= House Office Building Commission =

Entity in the U.S. House of Representatives

The House Office Building Commission is an entity within the House of Representatives of the United States that oversees the various functions of the House and its office buildings. These buildings are part of the overall United States Capitol Complex and house the offices of Members of Congress, the Committees of the House, garages, cafeterias, a power plant and a dorm for Congressional pages, among many others that serve various functions.

The Commission oversees the operations of these buildings and from time to time issues regulations. While the Superintendent of the House and the Architect of the Capitol handle the day-to-day operations, rules and regulations must be approved by the Commission.

It is composed of the Speaker of the United States House of Representatives and two other members of Congress, generally the House Majority Leader and the House Minority Leader.

From the House Rules Manual:

"The commission also issues regulations governing the House Congressional office buildings, House garages, and the Capitol Power Plant (see regulations promulgated December, 1995).
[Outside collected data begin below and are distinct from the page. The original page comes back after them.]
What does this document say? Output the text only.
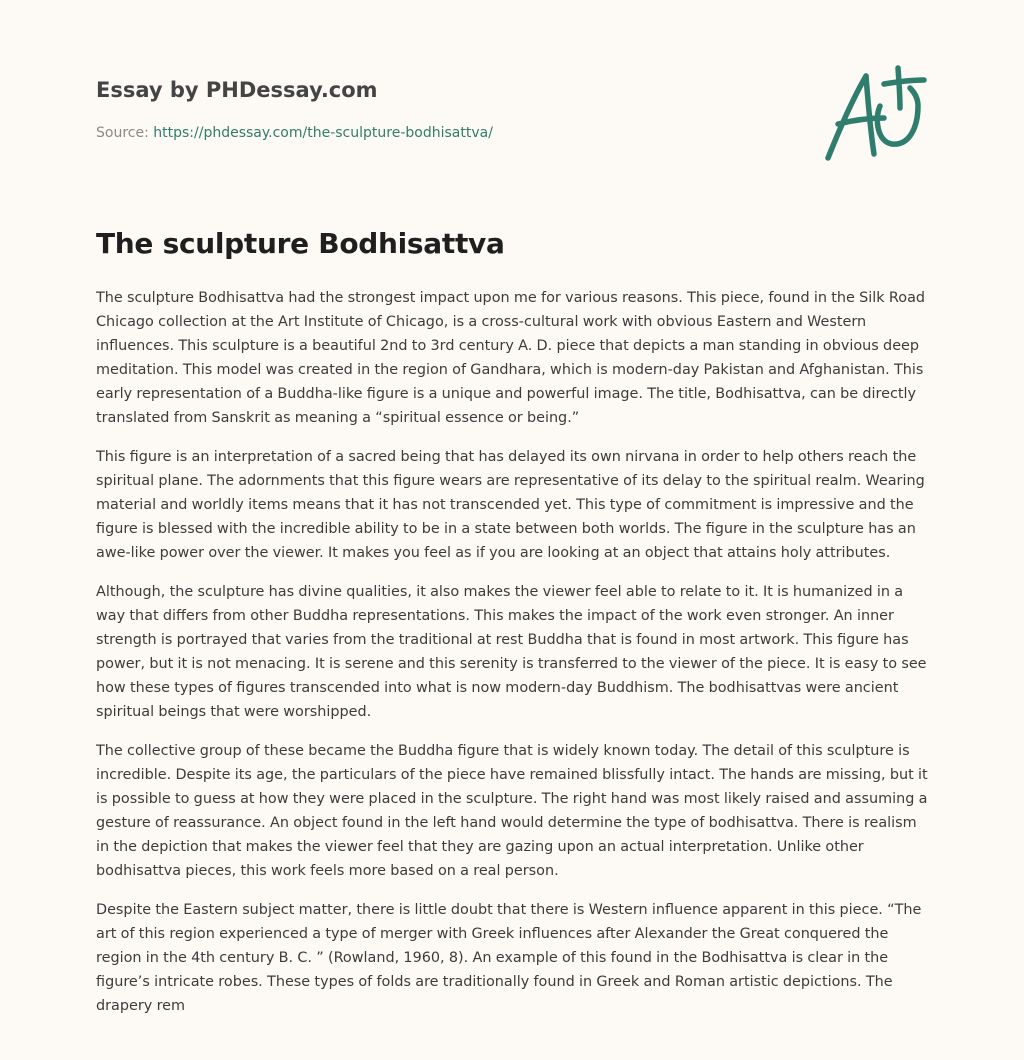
Essay by PHDessay.com
Source: https://phdessay.com/the-sculpture-bodhisattva/
The sculpture Bodhisattva

The sculpture Bodhisattva had the strongest impact upon me for various reasons. This piece, found in the Silk Road Chicago collection at the Art Institute of Chicago, is a cross-cultural work with obvious Eastern and Western influences. This sculpture is a beautiful 2nd to 3rd century A. D. piece that depicts a man standing in obvious deep meditation. This model was created in the region of Gandhara, which is modern-day Pakistan and Afghanistan. This early representation of a Buddha-like figure is a unique and powerful image. The title, Bodhisattva, can be directly translated from Sanskrit as meaning a “spiritual essence or being.”

This figure is an interpretation of a sacred being that has delayed its own nirvana in order to help others reach the spiritual plane. The adornments that this figure wears are representative of its delay to the spiritual realm. Wearing material and worldly items means that it has not transcended yet. This type of commitment is impressive and the figure is blessed with the incredible ability to be in a state between both worlds. The figure in the sculpture has an awe-like power over the viewer. It makes you feel as if you are looking at an object that attains holy attributes.

Although, the sculpture has divine qualities, it also makes the viewer feel able to relate to it. It is humanized in a way that differs from other Buddha representations. This makes the impact of the work even stronger. An inner strength is portrayed that varies from the traditional at rest Buddha that is found in most artwork. This figure has power, but it is not menacing. It is serene and this serenity is transferred to the viewer of the piece. It is easy to see how these types of figures transcended into what is now modern-day Buddhism. The bodhisattvas were ancient spiritual beings that were worshipped.

The collective group of these became the Buddha figure that is widely known today. The detail of this sculpture is incredible. Despite its age, the particulars of the piece have remained blissfully intact. The hands are missing, but it is possible to guess at how they were placed in the sculpture. The right hand was most likely raised and assuming a gesture of reassurance. An object found in the left hand would determine the type of bodhisattva. There is realism in the depiction that makes the viewer feel that they are gazing upon an actual interpretation. Unlike other bodhisattva pieces, this work feels more based on a real person.

Despite the Eastern subject matter, there is little doubt that there is Western influence apparent in this piece. “The art of this region experienced a type of merger with Greek influences after Alexander the Great conquered the region in the 4th century B. C. ” (Rowland, 1960, 8). An example of this found in the Bodhisattva is clear in the figure’s intricate robes. These types of folds are traditionally found in Greek and Roman artistic depictions. The drapery rem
The commission is composed of the Speaker and two Members of the House (traditionally the Majority and Minority Leaders) (40 U.S.C. 175)."

Recently the HOBC approved a new policy related to the hallways in House Office Buildings: Previously, offices were allowed to set out displays, in particular pictures of troops killed in battle in Iraq and Afghanistan, but also things like debt clocks and indications of levels of deficits.

The new policy prohibits such displays. The role of the HOBC was to approve a policy proposed by the Architect of the Capitol and recommended by various other agencies, such as the Committee on House Administration of the House.